While there is evidence that the Chinese military has sponsored military scientists to study abroad described as a process of picking flowers in foreign lands to make honey in China, the overall benefits that Chinese graduate students and researchers bring to US universities far outweigh the supposed perils of benefiting China’s military progress. American universities will get adversely impacted if they cannot attract students from China in their graduate and doctoral programs who pay the full freight in tuition fees. When Chinese researchers study in the US and write research papers, they adopt the US model and their papers are peer reviewed before being selected for publication in English that can be accessed by anyone, and not just by the Chinese military. Moreover, 90% of Chinese students are still in the US a decade since they came.

Moreover, there are enough provisions in the INA that would allow a consular officer to deny a visa. In addition to denying an F-1 visa under the usual INA 214(b) for demonstrating immigrant intent, an applicant for a student or research visa can also be denied for security grounds under INA 212(a)(3). Thus, Trump’s latest Chinese ban is akin to using a sledgehammer to crack a nut.
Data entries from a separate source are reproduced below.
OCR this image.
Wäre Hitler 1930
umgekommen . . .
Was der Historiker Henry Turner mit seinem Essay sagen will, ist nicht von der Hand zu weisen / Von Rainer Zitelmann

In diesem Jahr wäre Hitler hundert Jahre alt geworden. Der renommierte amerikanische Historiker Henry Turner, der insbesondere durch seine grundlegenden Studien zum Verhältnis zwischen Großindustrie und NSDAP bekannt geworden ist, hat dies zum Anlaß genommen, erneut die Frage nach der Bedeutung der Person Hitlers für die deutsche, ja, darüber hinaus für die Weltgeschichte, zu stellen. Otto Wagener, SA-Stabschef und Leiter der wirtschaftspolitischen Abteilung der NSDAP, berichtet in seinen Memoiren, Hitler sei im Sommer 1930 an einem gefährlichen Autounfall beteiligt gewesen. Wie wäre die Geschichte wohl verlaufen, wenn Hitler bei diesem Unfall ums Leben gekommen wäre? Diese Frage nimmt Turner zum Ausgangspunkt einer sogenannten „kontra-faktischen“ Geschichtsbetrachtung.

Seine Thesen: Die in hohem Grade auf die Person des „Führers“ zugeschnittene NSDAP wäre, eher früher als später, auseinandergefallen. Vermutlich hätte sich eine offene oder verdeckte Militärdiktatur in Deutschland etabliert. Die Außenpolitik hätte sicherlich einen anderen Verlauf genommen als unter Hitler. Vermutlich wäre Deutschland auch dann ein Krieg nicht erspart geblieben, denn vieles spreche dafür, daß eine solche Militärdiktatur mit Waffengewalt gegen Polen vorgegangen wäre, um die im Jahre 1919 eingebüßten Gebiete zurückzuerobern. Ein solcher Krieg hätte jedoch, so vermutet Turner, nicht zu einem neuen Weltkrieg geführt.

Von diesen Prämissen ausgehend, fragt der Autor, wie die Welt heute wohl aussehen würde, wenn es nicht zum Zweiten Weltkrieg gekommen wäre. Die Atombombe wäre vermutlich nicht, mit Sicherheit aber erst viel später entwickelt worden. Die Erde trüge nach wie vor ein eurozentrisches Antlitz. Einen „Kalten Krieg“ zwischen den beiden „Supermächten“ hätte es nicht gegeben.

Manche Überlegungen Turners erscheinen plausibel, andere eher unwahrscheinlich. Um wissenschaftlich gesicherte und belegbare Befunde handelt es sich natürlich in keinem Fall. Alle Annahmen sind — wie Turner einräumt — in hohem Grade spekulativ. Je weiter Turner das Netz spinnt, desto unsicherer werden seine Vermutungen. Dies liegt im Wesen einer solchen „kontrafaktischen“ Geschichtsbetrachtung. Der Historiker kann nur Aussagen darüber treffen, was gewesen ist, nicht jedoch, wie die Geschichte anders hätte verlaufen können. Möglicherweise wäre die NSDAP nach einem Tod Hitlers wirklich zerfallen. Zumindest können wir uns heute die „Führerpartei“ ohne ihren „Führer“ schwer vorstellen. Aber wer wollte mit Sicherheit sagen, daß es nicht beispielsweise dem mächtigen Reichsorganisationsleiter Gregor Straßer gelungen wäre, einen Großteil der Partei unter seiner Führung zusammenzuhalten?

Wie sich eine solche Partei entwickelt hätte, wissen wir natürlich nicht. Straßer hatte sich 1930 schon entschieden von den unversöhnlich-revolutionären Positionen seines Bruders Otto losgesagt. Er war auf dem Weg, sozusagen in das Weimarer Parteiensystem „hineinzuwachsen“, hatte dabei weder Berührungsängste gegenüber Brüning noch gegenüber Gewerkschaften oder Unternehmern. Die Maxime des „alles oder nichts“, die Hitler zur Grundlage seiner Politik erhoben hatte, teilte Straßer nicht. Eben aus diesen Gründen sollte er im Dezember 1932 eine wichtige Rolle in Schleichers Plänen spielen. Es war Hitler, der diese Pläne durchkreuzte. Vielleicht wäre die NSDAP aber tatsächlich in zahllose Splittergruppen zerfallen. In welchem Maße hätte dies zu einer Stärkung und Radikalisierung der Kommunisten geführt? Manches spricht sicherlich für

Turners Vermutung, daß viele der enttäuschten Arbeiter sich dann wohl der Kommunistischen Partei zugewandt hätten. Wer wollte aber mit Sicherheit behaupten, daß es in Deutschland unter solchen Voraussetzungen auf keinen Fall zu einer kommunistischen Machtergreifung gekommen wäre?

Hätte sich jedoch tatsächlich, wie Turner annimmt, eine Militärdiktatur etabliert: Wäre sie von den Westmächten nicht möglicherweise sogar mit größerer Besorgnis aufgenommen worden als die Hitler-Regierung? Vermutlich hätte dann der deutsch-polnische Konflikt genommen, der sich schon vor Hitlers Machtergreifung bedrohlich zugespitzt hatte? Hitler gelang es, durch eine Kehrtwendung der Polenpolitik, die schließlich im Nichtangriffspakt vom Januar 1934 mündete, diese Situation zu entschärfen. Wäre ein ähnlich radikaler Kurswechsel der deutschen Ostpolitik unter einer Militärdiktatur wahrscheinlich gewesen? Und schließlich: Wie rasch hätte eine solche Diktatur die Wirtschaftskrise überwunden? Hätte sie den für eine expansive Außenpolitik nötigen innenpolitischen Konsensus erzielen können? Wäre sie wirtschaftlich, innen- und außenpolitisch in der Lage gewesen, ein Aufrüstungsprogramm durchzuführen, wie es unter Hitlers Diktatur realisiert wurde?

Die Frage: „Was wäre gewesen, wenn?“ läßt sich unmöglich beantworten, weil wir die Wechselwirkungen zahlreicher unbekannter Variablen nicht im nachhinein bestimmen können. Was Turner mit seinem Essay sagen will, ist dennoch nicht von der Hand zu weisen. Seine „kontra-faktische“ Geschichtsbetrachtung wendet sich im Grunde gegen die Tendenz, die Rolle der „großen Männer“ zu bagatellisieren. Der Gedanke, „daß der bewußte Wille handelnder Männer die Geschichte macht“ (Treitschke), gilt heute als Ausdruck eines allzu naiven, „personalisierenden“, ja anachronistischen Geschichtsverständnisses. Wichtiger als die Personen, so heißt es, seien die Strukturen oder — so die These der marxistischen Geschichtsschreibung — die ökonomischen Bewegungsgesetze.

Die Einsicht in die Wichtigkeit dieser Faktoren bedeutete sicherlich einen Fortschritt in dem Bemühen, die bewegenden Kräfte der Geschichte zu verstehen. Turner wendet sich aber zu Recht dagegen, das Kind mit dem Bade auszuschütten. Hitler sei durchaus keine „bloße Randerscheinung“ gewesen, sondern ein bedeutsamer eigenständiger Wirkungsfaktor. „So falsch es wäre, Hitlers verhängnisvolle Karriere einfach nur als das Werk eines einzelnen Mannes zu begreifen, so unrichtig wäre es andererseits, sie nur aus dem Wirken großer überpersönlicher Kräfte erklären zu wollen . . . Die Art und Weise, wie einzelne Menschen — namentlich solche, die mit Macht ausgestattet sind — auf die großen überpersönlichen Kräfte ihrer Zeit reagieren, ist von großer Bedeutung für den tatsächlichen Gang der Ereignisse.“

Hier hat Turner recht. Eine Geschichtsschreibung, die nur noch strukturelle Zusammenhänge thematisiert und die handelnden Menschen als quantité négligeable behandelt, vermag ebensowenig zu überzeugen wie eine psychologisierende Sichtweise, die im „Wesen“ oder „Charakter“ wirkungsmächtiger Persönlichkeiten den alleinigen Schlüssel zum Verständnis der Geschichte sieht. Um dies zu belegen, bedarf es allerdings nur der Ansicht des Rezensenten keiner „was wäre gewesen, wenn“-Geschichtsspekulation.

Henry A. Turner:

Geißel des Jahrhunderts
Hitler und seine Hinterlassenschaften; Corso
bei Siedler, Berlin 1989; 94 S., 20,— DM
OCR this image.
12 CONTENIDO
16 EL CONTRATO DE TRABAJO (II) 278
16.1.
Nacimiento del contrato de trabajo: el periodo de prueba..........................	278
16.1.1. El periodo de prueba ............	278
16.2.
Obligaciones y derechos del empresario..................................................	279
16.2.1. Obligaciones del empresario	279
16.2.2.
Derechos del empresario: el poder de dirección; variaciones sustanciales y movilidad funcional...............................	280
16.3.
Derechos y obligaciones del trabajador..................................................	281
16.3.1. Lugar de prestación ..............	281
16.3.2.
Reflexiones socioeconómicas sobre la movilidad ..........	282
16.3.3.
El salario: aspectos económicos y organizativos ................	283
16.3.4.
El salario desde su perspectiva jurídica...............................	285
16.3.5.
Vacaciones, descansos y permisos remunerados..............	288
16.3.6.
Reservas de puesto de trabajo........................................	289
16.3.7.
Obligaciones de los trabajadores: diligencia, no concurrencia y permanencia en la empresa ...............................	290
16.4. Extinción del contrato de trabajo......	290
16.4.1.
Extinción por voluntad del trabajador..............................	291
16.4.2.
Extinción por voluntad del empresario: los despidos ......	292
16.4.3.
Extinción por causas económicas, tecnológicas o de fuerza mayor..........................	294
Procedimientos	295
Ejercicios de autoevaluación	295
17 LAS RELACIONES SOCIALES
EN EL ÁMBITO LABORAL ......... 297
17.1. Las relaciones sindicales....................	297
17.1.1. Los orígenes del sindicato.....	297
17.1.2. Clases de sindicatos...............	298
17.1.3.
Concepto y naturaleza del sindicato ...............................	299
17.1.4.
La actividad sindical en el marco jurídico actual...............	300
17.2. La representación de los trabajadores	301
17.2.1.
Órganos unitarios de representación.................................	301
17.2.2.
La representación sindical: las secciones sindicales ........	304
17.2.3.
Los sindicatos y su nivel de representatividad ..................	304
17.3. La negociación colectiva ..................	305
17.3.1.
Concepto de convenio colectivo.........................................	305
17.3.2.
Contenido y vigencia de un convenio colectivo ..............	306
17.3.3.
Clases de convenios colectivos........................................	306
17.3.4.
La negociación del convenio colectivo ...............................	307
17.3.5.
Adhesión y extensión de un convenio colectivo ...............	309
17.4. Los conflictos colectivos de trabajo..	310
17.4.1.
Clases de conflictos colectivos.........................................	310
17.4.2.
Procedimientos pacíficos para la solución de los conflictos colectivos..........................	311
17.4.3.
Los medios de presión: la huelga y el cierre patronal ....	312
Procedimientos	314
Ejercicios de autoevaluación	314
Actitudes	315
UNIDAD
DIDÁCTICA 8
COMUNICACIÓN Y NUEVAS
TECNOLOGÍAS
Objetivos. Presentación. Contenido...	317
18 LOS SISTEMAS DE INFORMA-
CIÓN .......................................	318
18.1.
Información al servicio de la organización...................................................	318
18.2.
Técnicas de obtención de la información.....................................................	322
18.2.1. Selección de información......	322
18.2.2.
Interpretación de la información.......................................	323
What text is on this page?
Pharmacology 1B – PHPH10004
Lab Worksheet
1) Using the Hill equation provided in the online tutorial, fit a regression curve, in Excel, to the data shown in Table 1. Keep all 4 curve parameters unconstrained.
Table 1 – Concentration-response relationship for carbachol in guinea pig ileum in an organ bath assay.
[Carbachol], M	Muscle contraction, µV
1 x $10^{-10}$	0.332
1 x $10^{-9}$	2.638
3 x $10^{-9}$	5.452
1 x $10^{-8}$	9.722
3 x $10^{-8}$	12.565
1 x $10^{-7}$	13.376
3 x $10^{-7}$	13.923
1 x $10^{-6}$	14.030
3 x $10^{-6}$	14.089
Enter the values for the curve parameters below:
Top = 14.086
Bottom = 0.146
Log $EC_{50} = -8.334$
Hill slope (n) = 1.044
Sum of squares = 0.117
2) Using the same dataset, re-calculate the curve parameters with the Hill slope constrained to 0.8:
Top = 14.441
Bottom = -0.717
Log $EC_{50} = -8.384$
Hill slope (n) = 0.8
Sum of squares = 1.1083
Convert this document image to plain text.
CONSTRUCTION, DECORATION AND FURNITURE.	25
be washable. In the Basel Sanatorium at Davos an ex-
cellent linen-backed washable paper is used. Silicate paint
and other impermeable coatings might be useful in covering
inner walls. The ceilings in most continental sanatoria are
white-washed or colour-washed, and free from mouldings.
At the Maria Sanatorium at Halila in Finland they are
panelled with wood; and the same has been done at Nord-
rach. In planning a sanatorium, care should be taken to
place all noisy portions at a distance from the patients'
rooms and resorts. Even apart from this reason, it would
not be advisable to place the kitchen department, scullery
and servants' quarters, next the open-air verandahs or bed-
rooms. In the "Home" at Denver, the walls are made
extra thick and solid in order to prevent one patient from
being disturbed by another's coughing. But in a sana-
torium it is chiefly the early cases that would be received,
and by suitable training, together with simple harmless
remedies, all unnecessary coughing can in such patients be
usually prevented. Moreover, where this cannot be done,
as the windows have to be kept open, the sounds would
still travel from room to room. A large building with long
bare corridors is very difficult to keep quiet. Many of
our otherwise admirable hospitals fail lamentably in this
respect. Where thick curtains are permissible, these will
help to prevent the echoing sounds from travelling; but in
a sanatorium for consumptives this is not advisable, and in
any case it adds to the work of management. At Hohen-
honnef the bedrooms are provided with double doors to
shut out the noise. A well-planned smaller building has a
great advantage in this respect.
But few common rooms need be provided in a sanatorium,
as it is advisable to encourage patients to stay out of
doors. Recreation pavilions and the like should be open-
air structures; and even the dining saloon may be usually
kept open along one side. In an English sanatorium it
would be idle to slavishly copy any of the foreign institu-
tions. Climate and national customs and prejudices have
It also bypasses Congress authority to amend the INA. In fact, there is a proposed bill sponsored by Senators Cotton and Blackburn that would be even more sweeping by prohibiting t0 Chinese nationals from receiving visas to the United States for graduate or post-graduate studies in STEM fields. The fact that it will be unlikely for these Senators to pass such a draconian bill through both houses of Congress does not justify Trump’s proclamation that rewrites the INA.

The proclamation also contemplates revoking the visas of affected Chinese students and researchers who are already in the US. Under other circumstances, when a nonimmigrant’s visa is revoked while in the US, they can continue to maintain status, but will need to obtain a new visa upon departing the US. Chinese students subject to the ban will likely not be able to apply for new F-1 or J-1 visa unless they qualify for one of the limited exceptions.

Finally, the proclamation leaves open the possibility of further restrictions as it also calls for agency review of “nonimmigrant and immigrant programs” and recommendations for “any other measures requiring Presidential action that would mitigate the risk posed by the PRC’s acquisition of sensitive United States technologies and intellectual property.”